As for your last post, Pinak, we have just scratched the surface of board-level power supply specification and design (and reading datasheets, for that matter).
These discussions are worth substantial time and effort only if they will provide a legacy of useful reference materials for others who will someday read them, and this implies some discipline and organisation to the discussions will be needed. If we end up with a porridge thread which is muddled and devoid of clear lessons and insights, I say we jump straight away to the conclusions with brief summaries.
Are we agreed on this? What are your suggestions or preferences, Pinak?
Are you game, joelby? I can't think of anyone who might take the lead on e'net PHY discussion better than you.
-- Bob Elkind
03-13-2012 07:13 PM
True, Bob! I normally would avoid any discussion about board design, but thought I should jump in at the mention of the 88E1111, since the part is such a huge gotcha.

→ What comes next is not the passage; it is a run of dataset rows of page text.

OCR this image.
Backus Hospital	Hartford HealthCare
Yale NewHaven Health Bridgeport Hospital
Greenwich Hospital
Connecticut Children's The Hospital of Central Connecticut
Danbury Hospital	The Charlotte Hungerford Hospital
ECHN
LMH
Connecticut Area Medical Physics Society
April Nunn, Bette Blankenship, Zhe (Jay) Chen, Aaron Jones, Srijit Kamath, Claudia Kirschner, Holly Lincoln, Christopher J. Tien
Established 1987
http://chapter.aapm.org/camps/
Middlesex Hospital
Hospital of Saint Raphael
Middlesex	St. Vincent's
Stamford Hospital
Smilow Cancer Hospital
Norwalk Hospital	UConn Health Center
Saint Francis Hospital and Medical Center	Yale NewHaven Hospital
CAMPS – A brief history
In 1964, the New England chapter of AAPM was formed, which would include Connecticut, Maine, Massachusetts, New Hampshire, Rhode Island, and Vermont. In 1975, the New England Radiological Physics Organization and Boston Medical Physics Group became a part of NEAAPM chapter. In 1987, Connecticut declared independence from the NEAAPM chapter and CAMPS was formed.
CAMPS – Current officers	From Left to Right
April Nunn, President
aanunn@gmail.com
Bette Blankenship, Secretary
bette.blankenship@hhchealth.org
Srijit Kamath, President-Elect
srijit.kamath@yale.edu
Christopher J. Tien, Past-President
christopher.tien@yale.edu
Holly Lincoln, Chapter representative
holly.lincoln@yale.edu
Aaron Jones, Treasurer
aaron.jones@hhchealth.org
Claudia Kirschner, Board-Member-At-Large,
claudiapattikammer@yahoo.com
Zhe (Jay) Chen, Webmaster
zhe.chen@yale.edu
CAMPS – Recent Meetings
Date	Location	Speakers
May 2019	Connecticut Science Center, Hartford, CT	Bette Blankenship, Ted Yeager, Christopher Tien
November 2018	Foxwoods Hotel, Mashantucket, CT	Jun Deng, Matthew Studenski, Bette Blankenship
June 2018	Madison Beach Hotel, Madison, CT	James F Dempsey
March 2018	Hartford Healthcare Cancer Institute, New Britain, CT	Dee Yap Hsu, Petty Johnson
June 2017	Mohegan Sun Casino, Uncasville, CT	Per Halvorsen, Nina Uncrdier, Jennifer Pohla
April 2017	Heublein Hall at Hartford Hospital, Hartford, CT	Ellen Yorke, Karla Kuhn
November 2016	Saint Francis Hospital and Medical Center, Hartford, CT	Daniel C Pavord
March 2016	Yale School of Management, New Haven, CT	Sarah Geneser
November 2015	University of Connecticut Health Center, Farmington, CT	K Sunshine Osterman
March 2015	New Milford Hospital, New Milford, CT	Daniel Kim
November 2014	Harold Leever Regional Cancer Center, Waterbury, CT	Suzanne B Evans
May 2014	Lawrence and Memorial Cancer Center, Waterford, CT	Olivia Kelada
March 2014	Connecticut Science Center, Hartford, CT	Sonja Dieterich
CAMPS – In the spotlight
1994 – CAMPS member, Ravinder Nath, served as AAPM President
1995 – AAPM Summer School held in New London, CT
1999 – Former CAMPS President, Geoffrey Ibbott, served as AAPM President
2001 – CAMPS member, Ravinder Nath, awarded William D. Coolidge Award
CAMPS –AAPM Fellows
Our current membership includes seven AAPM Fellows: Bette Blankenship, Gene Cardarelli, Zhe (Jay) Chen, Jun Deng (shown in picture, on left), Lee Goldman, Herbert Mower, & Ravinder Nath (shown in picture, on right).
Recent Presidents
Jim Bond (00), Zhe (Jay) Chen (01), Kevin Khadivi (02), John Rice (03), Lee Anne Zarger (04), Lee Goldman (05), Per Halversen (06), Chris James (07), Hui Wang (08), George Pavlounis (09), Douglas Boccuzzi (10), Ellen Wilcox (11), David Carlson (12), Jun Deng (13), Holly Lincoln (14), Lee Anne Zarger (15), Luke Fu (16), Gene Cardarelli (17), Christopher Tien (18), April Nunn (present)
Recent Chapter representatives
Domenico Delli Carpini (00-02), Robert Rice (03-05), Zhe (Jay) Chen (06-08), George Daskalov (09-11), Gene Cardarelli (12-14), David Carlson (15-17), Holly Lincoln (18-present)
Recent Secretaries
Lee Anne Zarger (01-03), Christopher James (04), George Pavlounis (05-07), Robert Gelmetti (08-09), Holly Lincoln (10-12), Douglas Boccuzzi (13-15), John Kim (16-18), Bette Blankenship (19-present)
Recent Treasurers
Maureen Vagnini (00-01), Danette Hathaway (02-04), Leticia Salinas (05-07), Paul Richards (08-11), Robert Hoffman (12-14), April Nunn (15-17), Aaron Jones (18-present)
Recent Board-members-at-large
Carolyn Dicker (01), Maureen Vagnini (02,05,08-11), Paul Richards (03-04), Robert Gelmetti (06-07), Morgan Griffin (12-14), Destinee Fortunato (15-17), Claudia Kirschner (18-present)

As a general comment, as a student with limited time and budget, I would strongly recommend NOT designing a new board unless you REALLY, REALLY need to. If you just need two Ethernet ports, there are a number of better options. Here are some suggestions in order of increasing complexity.
If you only need low-speed Ethernet connectivity, there are some low cost do-everything Ethernet modules such as those made by WIZnet.
If you don't have much money and are not committed to Xilinx, the LatticeECP3 Versa development kit used to be $99 and has dual gigabit Ethernet PHYs and PCI Express x1 (though the licensing terms for their tools looked a bit confusing and time-limited).
03-13-2012 07:35 PM - edited 03-13-2012 07:36 PM
Excellent advice, joelby.
If the goal of the project is to use an FPGA board for some application, then selecting an existing product is -- far and away -- the better choice.
If the goal of the project is to learn board design by designing and building (and debugging) your own custom board, then the choice is clear.
Hmmm... Choose the red pill or the blue pill...
Or perhaps the proper analogy is the would-be Jedi warrior building his/her own light saber.
-- Bob Elkind
03-13-2012 07:35 PM
Hi Joelby ,
Thanks a lot for your comments. But none of the already available boards can help even NetFPGA for my research project.I need to design my own board because I need it for my experiments.
As suggested by Bob I would start a new thread for Ethernet PHY.
I would really like to be a part of repository that would help others and me to design in better way understanding most of the things.I am ready to put the required time to do this and I will try on my part to be more organized.
Thanks for all your help.
03-13-2012 07:41 PM - edited 03-13-2012 07:42 PM
OK, I'm "in". Please start a new thread for the board design topic (datasheets, power supplies, etc.). Your first post should include a list of board requirements, and any unusual components or interfaces which must be supported by the board. A description of how the board will be used will also be helpful.
And this new thread should go in the General Technical Discussion forum, not Boards & Kits.
-- Bob Elkind
03-13-2012 08:20 PM
I have created the new thread in General discussion forum.
For those who wants to follow the discussion here is the quick lnk for the new thread :
03-13-2012 09:19 PM - edited 03-13-2012 09:20 PM
I already posted to your new thread :)
How about the discussion between you and joelby, covering ethernet PHYs? This is a hot topic for discussion.